Um anúncio de nascimento… E três dias depois, outra demissão. No sábado, o presidente do grupo CDU-CSU no Bundestag, Jens Spahn, anunciou que iria renunciar ao cargo após a acesa polémica provocada pelo anúncio do seu recurso à barriga de aluguer (GPA) nos Estados Unidos com o seu marido. Uma decisão que poderá abrir caminho a uma remodelação ministerial, sugeriu o chanceler Friedrich Merz (CDU), chefe de uma impopular coligação governamental CDU-CSU-SPD, marcada por conflitos e sob pressão da forte ascensão da extrema direita.

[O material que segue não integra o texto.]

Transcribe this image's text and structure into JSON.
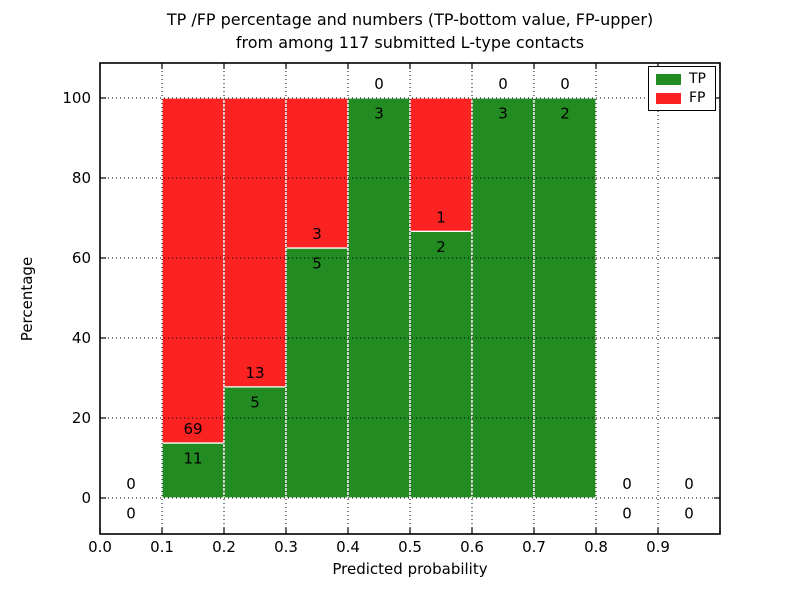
{
  "chart_data": {
    "type": "bar",
    "stacked": true,
    "title_line1": "TP /FP percentage and numbers (TP-bottom value, FP-upper)",
    "title_line2": "from among 117 submitted L-type contacts",
    "xlabel": "Predicted probability",
    "ylabel": "Percentage",
    "categories": [
      "0.0-0.1",
      "0.1-0.2",
      "0.2-0.3",
      "0.3-0.4",
      "0.4-0.5",
      "0.5-0.6",
      "0.6-0.7",
      "0.7-0.8",
      "0.8-0.9",
      "0.9-1.0"
    ],
    "bin_edges": [
      0.0,
      0.1,
      0.2,
      0.3,
      0.4,
      0.5,
      0.6,
      0.7,
      0.8,
      0.9,
      1.0
    ],
    "series": [
      {
        "name": "TP",
        "color": "#228B22",
        "counts": [
          0,
          11,
          5,
          5,
          3,
          2,
          3,
          2,
          0,
          0
        ],
        "percent": [
          0,
          13.75,
          27.78,
          62.5,
          100,
          66.67,
          100,
          100,
          0,
          0
        ]
      },
      {
        "name": "FP",
        "color": "#FB2222",
        "counts": [
          0,
          69,
          13,
          3,
          0,
          1,
          0,
          0,
          0,
          0
        ],
        "percent": [
          0,
          86.25,
          72.22,
          37.5,
          0,
          33.33,
          0,
          0,
          0,
          0
        ]
      }
    ],
    "x_tick_labels": [
      "0.0",
      "0.1",
      "0.2",
      "0.3",
      "0.4",
      "0.5",
      "0.6",
      "0.7",
      "0.8",
      "0.9"
    ],
    "y_ticks": [
      0,
      20,
      40,
      60,
      80,
      100
    ],
    "xlim": [
      0.0,
      1.0
    ],
    "ylim": [
      -9,
      109
    ],
    "grid": "dotted black, both axes",
    "legend_position": "upper right",
    "annotation_note": "TP-bottom value, FP-upper"
  }
}
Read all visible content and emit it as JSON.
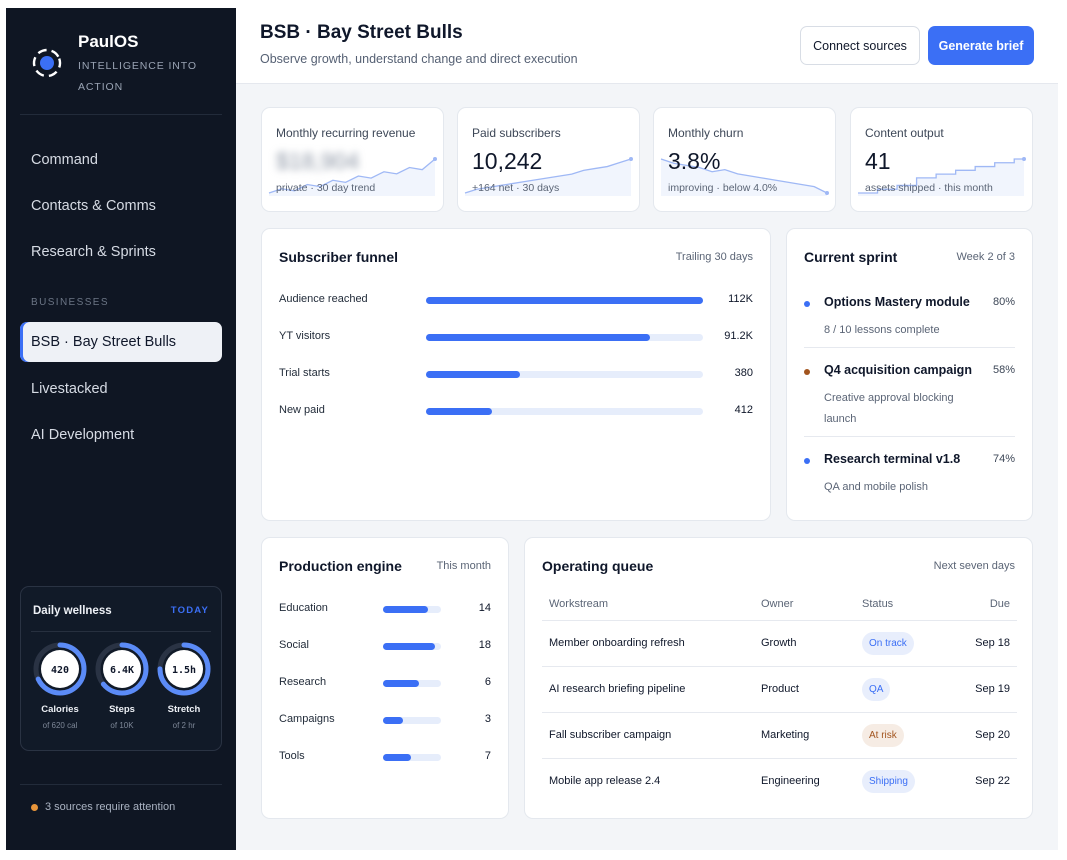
{
  "brand": {
    "name": "PaulOS",
    "tagline": "INTELLIGENCE INTO ACTION"
  },
  "nav": {
    "primary": [
      {
        "label": "Command"
      },
      {
        "label": "Contacts & Comms"
      },
      {
        "label": "Research & Sprints"
      }
    ],
    "section_label": "BUSINESSES",
    "businesses": [
      {
        "label": "BSB · Bay Street Bulls",
        "active": true
      },
      {
        "label": "Livestacked"
      },
      {
        "label": "AI Development"
      }
    ]
  },
  "wellness": {
    "title": "Daily wellness",
    "badge": "TODAY",
    "rings": [
      {
        "value": "420",
        "label": "Calories",
        "sub": "of 620 cal",
        "progress": 0.68
      },
      {
        "value": "6.4K",
        "label": "Steps",
        "sub": "of 10K",
        "progress": 0.64
      },
      {
        "value": "1.5h",
        "label": "Stretch",
        "sub": "of 2 hr",
        "progress": 0.75
      }
    ]
  },
  "alert": {
    "text": "3 sources require attention"
  },
  "header": {
    "title": "BSB · Bay Street Bulls",
    "subtitle": "Observe growth, understand change and direct execution",
    "connect_label": "Connect sources",
    "generate_label": "Generate brief"
  },
  "kpis": [
    {
      "label": "Monthly recurring revenue",
      "value": "$18,904",
      "sub": "private · 30 day trend",
      "blurred": true,
      "trend": [
        2,
        3,
        2.5,
        4,
        3.5,
        5,
        4.5,
        6,
        5.5,
        7,
        6.5,
        8,
        7.5,
        10
      ]
    },
    {
      "label": "Paid subscribers",
      "value": "10,242",
      "sub": "+164 net · 30 days",
      "trend": [
        1,
        2,
        2.5,
        3,
        3.5,
        4,
        4.5,
        5,
        5.5,
        6,
        7,
        7.5,
        8,
        9,
        10
      ]
    },
    {
      "label": "Monthly churn",
      "value": "3.8%",
      "sub": "improving · below 4.0%",
      "trend": [
        10,
        9,
        8.5,
        8,
        7,
        7.5,
        6.5,
        6,
        5.5,
        5,
        4.5,
        4,
        3.5,
        2
      ]
    },
    {
      "label": "Content output",
      "value": "41",
      "sub": "assets shipped · this month",
      "trend": [
        1,
        1,
        2,
        2,
        3,
        3,
        5,
        5,
        6,
        6,
        7,
        7,
        8,
        8,
        9,
        9,
        10,
        10
      ]
    }
  ],
  "funnel": {
    "title": "Subscriber funnel",
    "meta": "Trailing 30 days",
    "rows": [
      {
        "label": "Audience reached",
        "value": "112K",
        "fill": 1.0
      },
      {
        "label": "YT visitors",
        "value": "91.2K",
        "fill": 0.81
      },
      {
        "label": "Trial starts",
        "value": "380",
        "fill": 0.34
      },
      {
        "label": "New paid",
        "value": "412",
        "fill": 0.24
      }
    ]
  },
  "sprint": {
    "title": "Current sprint",
    "meta": "Week 2 of 3",
    "items": [
      {
        "title": "Options Mastery module",
        "pct": "80%",
        "sub": "8 / 10 lessons complete",
        "dot": "#3b6ff5"
      },
      {
        "title": "Q4 acquisition campaign",
        "pct": "58%",
        "sub": "Creative approval blocking launch",
        "dot": "#a2541e"
      },
      {
        "title": "Research terminal v1.8",
        "pct": "74%",
        "sub": "QA and mobile polish",
        "dot": "#3b6ff5"
      }
    ]
  },
  "production": {
    "title": "Production engine",
    "meta": "This month",
    "rows": [
      {
        "label": "Education",
        "value": "14",
        "fill": 0.78
      },
      {
        "label": "Social",
        "value": "18",
        "fill": 0.9
      },
      {
        "label": "Research",
        "value": "6",
        "fill": 0.62
      },
      {
        "label": "Campaigns",
        "value": "3",
        "fill": 0.34
      },
      {
        "label": "Tools",
        "value": "7",
        "fill": 0.48
      }
    ]
  },
  "queue": {
    "title": "Operating queue",
    "meta": "Next seven days",
    "columns": [
      "Workstream",
      "Owner",
      "Status",
      "Due"
    ],
    "rows": [
      {
        "workstream": "Member onboarding refresh",
        "owner": "Growth",
        "status": "On track",
        "due": "Sep 18",
        "risk": false
      },
      {
        "workstream": "AI research briefing pipeline",
        "owner": "Product",
        "status": "QA",
        "due": "Sep 19",
        "risk": false
      },
      {
        "workstream": "Fall subscriber campaign",
        "owner": "Marketing",
        "status": "At risk",
        "due": "Sep 20",
        "risk": true
      },
      {
        "workstream": "Mobile app release 2.4",
        "owner": "Engineering",
        "status": "Shipping",
        "due": "Sep 22",
        "risk": false
      }
    ]
  }
}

Tudo começou na quarta-feira, 15 de julho, quando o tablóide Imagem revelou que Jens Spahn e Daniel Funke se tornaram pais. Uma selfie compartilhada pelo casal mostra os dois quarenta anos com um carrinho. Numa mensagem dirigida aos seus entes queridos, escreveram: “Queridos amigos, nasceu o nosso filho Georg. (…) Estamos muito felizes e apaixonados pelo nosso filho e mal podemos esperar para apresentá-lo a vocês em breve. »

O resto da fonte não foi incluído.